Reputation: 1
for example - given the table players
id name date deposit
1 tom 1.1.2014 30
2 roy 2.1.2014 40
3 tom 2.1.2014 80
4 liat 4.1.2014 105
5 tom 6.1.2014 30
retrieve players names
,date
and the sum of deposit of the players who passed the 100 deposit. (the date
should be the day
that the player passed 100
)
in the example the result should be:
tom 2.1.2014 110
liat 4.1.2014 105
thanks roy
Upvotes: 0
Views: 66
Reputation: 313
Try this:
select p1.name,sum(p1.deposit) as deposit , (select p2.date from players p2 where p2.id = p1.id)
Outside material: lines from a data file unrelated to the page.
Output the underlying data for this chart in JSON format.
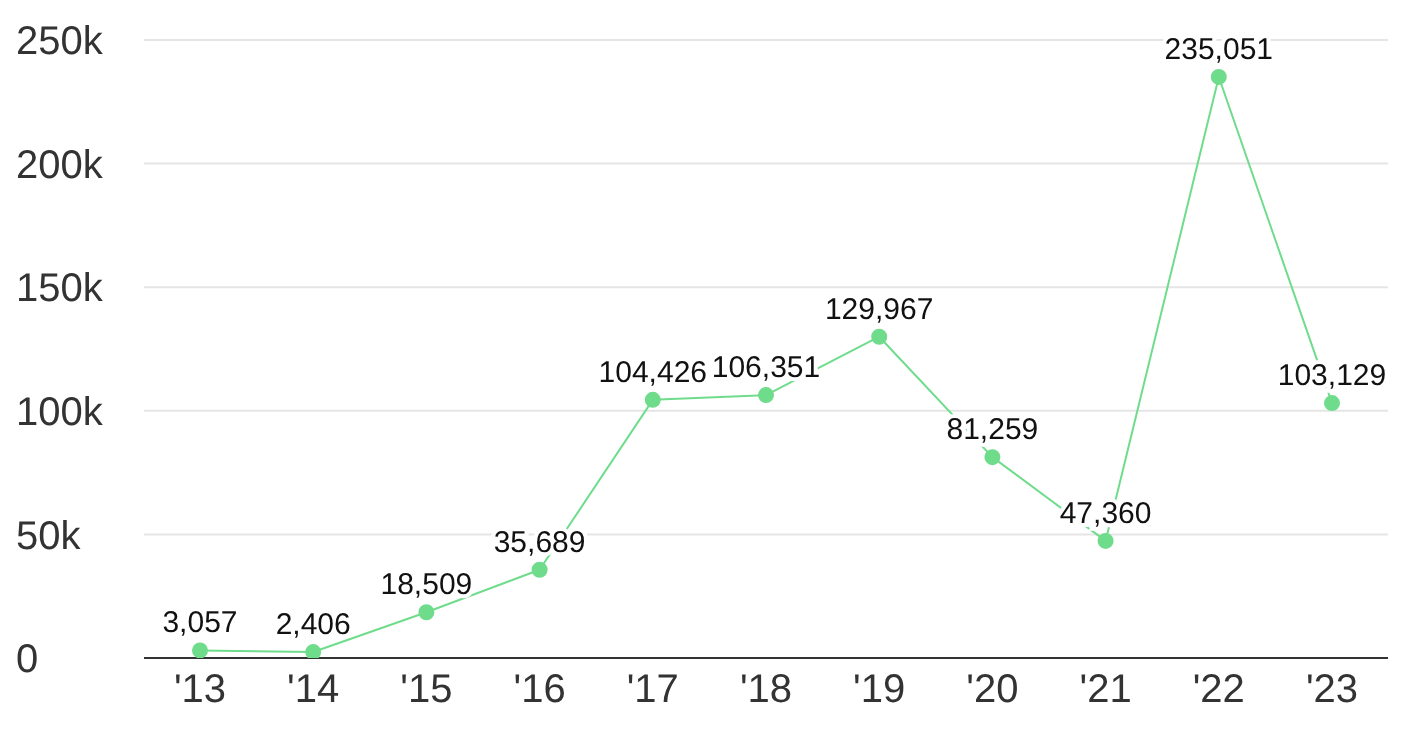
{
  "chart_data": {
    "type": "line",
    "categories": [
      "'13",
      "'14",
      "'15",
      "'16",
      "'17",
      "'18",
      "'19",
      "'20",
      "'21",
      "'22",
      "'23"
    ],
    "series": [
      {
        "color": "#6fdc8c",
        "values": [
          3057,
          2406,
          18509,
          35689,
          104426,
          106351,
          129967,
          81259,
          47360,
          235051,
          103129
        ],
        "value_labels": [
          "3,057",
          "2,406",
          "18,509",
          "35,689",
          "104,426",
          "106,351",
          "129,967",
          "81,259",
          "47,360",
          "235,051",
          "103,129"
        ]
      }
    ],
    "ylim": [
      0,
      250000
    ],
    "yticks": [
      {
        "value": 0,
        "label": "0"
      },
      {
        "value": 50000,
        "label": "50k"
      },
      {
        "value": 100000,
        "label": "100k"
      },
      {
        "value": 150000,
        "label": "150k"
      },
      {
        "value": 200000,
        "label": "200k"
      },
      {
        "value": 250000,
        "label": "250k"
      }
    ],
    "grid": "y",
    "marker": "circle",
    "legend": false
  }
}
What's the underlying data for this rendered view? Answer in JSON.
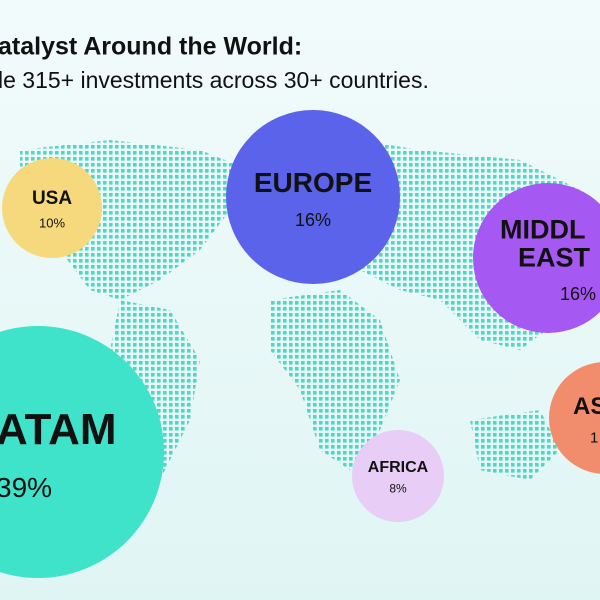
{
  "header": {
    "title": "atalyst Around the World:",
    "subtitle": "le 315+ investments across 30+ countries."
  },
  "regions": [
    {
      "name": [
        "USA"
      ],
      "share": "10%"
    },
    {
      "name": [
        "EUROPE"
      ],
      "share": "16%"
    },
    {
      "name": [
        "MIDDL",
        "EAST"
      ],
      "share": "16%"
    },
    {
      "name": [
        "ATAM"
      ],
      "share": "39%"
    },
    {
      "name": [
        "AFRICA"
      ],
      "share": "8%"
    },
    {
      "name": [
        "AS"
      ],
      "share": "1"
    }
  ]
}
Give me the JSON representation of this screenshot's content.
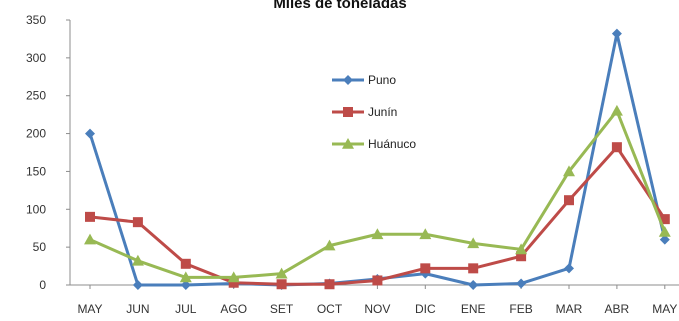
{
  "chart_data": {
    "type": "line",
    "title": "Miles de toneladas",
    "xlabel": "",
    "ylabel": "",
    "categories": [
      "MAY",
      "JUN",
      "JUL",
      "AGO",
      "SET",
      "OCT",
      "NOV",
      "DIC",
      "ENE",
      "FEB",
      "MAR",
      "ABR",
      "MAY"
    ],
    "ylim": [
      0,
      350
    ],
    "yticks": [
      0,
      50,
      100,
      150,
      200,
      250,
      300,
      350
    ],
    "grid": false,
    "legend_position": "center-top",
    "series": [
      {
        "name": "Puno",
        "color": "#4a7ebb",
        "marker": "diamond",
        "values": [
          200,
          0,
          0,
          2,
          0,
          2,
          8,
          15,
          0,
          2,
          22,
          332,
          60
        ]
      },
      {
        "name": "Junín",
        "color": "#be4b48",
        "marker": "square",
        "values": [
          90,
          83,
          28,
          3,
          1,
          1,
          6,
          22,
          22,
          38,
          112,
          182,
          87
        ]
      },
      {
        "name": "Huánuco",
        "color": "#98b954",
        "marker": "triangle",
        "values": [
          60,
          32,
          10,
          10,
          15,
          52,
          67,
          67,
          55,
          47,
          150,
          230,
          70
        ]
      }
    ]
  }
}
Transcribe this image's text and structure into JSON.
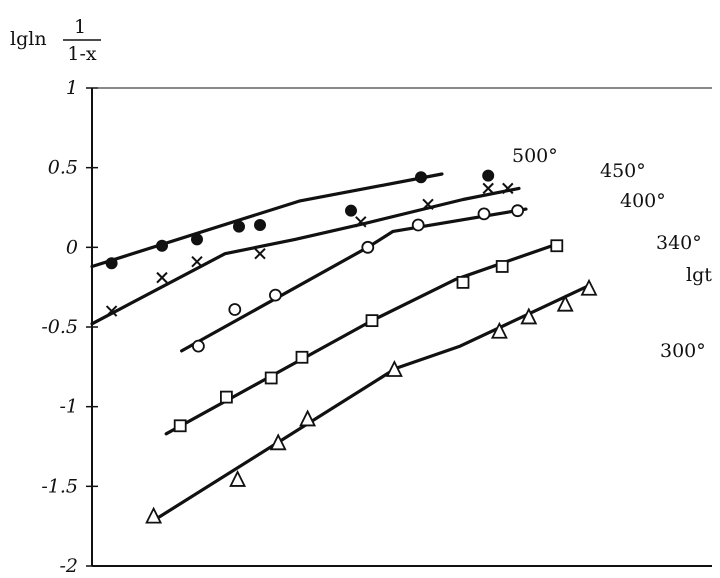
{
  "chart_data": {
    "type": "line",
    "title": "",
    "xlabel": "lgt",
    "ylabel": {
      "prefix": "lgln",
      "numerator": "1",
      "denominator": "1-x"
    },
    "ylim": [
      -2,
      1
    ],
    "yticks": [
      1,
      0.5,
      0,
      -0.5,
      -1,
      -1.5,
      -2
    ],
    "ytick_labels": [
      "1",
      "0.5",
      "0",
      "-0.5",
      "-1",
      "-1.5",
      "-2"
    ],
    "grid": false,
    "series": [
      {
        "name": "500°",
        "marker": "filled-circle",
        "line": [
          [
            0,
            -0.12
          ],
          [
            1.48,
            0.29
          ],
          [
            2.5,
            0.46
          ]
        ],
        "points": [
          [
            0.14,
            -0.1
          ],
          [
            0.5,
            0.01
          ],
          [
            0.75,
            0.05
          ],
          [
            1.05,
            0.13
          ],
          [
            1.2,
            0.14
          ],
          [
            1.85,
            0.23
          ],
          [
            2.35,
            0.44
          ],
          [
            2.83,
            0.45
          ]
        ]
      },
      {
        "name": "450°",
        "marker": "cross",
        "line": [
          [
            0,
            -0.48
          ],
          [
            0.95,
            -0.04
          ],
          [
            1.45,
            0.05
          ],
          [
            1.95,
            0.15
          ],
          [
            2.65,
            0.3
          ],
          [
            3.05,
            0.37
          ]
        ],
        "points": [
          [
            0.14,
            -0.4
          ],
          [
            0.5,
            -0.19
          ],
          [
            0.75,
            -0.09
          ],
          [
            1.2,
            -0.04
          ],
          [
            1.92,
            0.16
          ],
          [
            2.4,
            0.27
          ],
          [
            2.83,
            0.37
          ],
          [
            2.97,
            0.37
          ]
        ]
      },
      {
        "name": "400°",
        "marker": "circle",
        "line": [
          [
            0.64,
            -0.65
          ],
          [
            1.97,
            0
          ],
          [
            2.15,
            0.1
          ],
          [
            3.1,
            0.24
          ]
        ],
        "points": [
          [
            0.76,
            -0.62
          ],
          [
            1.02,
            -0.39
          ],
          [
            1.31,
            -0.3
          ],
          [
            1.97,
            0.0
          ],
          [
            2.33,
            0.14
          ],
          [
            2.8,
            0.21
          ],
          [
            3.04,
            0.23
          ]
        ]
      },
      {
        "name": "340°",
        "marker": "square",
        "line": [
          [
            0.53,
            -1.17
          ],
          [
            2.0,
            -0.46
          ],
          [
            2.6,
            -0.2
          ],
          [
            3.32,
            0.02
          ]
        ],
        "points": [
          [
            0.63,
            -1.12
          ],
          [
            0.96,
            -0.94
          ],
          [
            1.28,
            -0.82
          ],
          [
            1.5,
            -0.69
          ],
          [
            2.0,
            -0.46
          ],
          [
            2.65,
            -0.22
          ],
          [
            2.93,
            -0.12
          ],
          [
            3.32,
            0.01
          ]
        ]
      },
      {
        "name": "300°",
        "marker": "triangle",
        "line": [
          [
            0.43,
            -1.72
          ],
          [
            2.17,
            -0.76
          ],
          [
            2.63,
            -0.62
          ],
          [
            3.55,
            -0.24
          ]
        ],
        "points": [
          [
            0.44,
            -1.69
          ],
          [
            1.04,
            -1.46
          ],
          [
            1.33,
            -1.23
          ],
          [
            1.54,
            -1.08
          ],
          [
            2.16,
            -0.77
          ],
          [
            2.91,
            -0.53
          ],
          [
            3.12,
            -0.44
          ],
          [
            3.38,
            -0.36
          ],
          [
            3.55,
            -0.26
          ]
        ]
      }
    ]
  }
}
from players p1 where p1.deposit >= 100
group by p1.id,p1.name
Upvotes: 0
Reputation: 13682
Use this technique to calculate cumulative sum in SQL
SELECT p.name, p.date,p.cumsum as total_deposit FROM
(
select t1.name, t1.date, SUM(t2.deposit) as cumsum
from players t1
inner join players t2 on t1.date >= t2.date and and t1.name = t2.nam
group by t1.name, t1.date
) p
WHERE p.cumsum>100
GROUP BY p.name
HAVING p.date=MIN(p.date)
Upvotes: 0
Reputation: 1269623
If you are using a database that support cumulative sum, you can start with:
select p.*,
sum(p.deposit) over (partition by p.name order by p.date) as cumedeposit,
sum(p.deposit) over (partition by p.name) as totdeposit
from players p;
The following gets the information about when a player crosses the 100 deposit mark:
select p.name, p.date, p.totdeposit
from (select p.*,
sum(p.deposit) over (partition by p.name order by p.date) as cumedeposit,
sum(p.deposit) over (partition by p.name) as totdeposit
from players p
) p
where cumedeposit >= 100 and cumdeposit - deposit < 100;
If your database does not support cumulative sums and/or window functions, you can do pretty much the same thing with correlated subqueries.
Upvotes: 1
Reputation:
You didn't specify your DBMS, but this is ANSI (standard) SQL:
with summed as (
select name,
date,
sum(deposit) over (partition by name order by date) as deposit
from players
)
select s1.*
from summed s1
where s1.total_deposit > 100
and s1.date = (select min(date)
from summed s2
where s2.name = s1.name
and s2.total_deposit > 100)
order by name;
It seems that (at least with Postgres) this is more efficient (but with such a tiny data set this is really hard to tell):
with summed as (
select name,
date,
sum(deposit) over (partition by name order by date) as deposit
from players
), numbered as (
select s1.*,
row_number() over (partition by name order by date) as rn
from summed s1
where s1.deposit >= 100
)
select name, date, deposit
from numbered
where rn = 1
order by name;
SQLFiddle example: http://sqlfiddle.com/#!15/d4590/13
But Uri's solution is probably still more efficient with proper indexing.
Btw: date
is a horrible name for a column. For one because it is a reserved word, but more importantly it doesn't document what the column contains. A "played date"? A "due date"? A "deposit date"? A "valid until" date?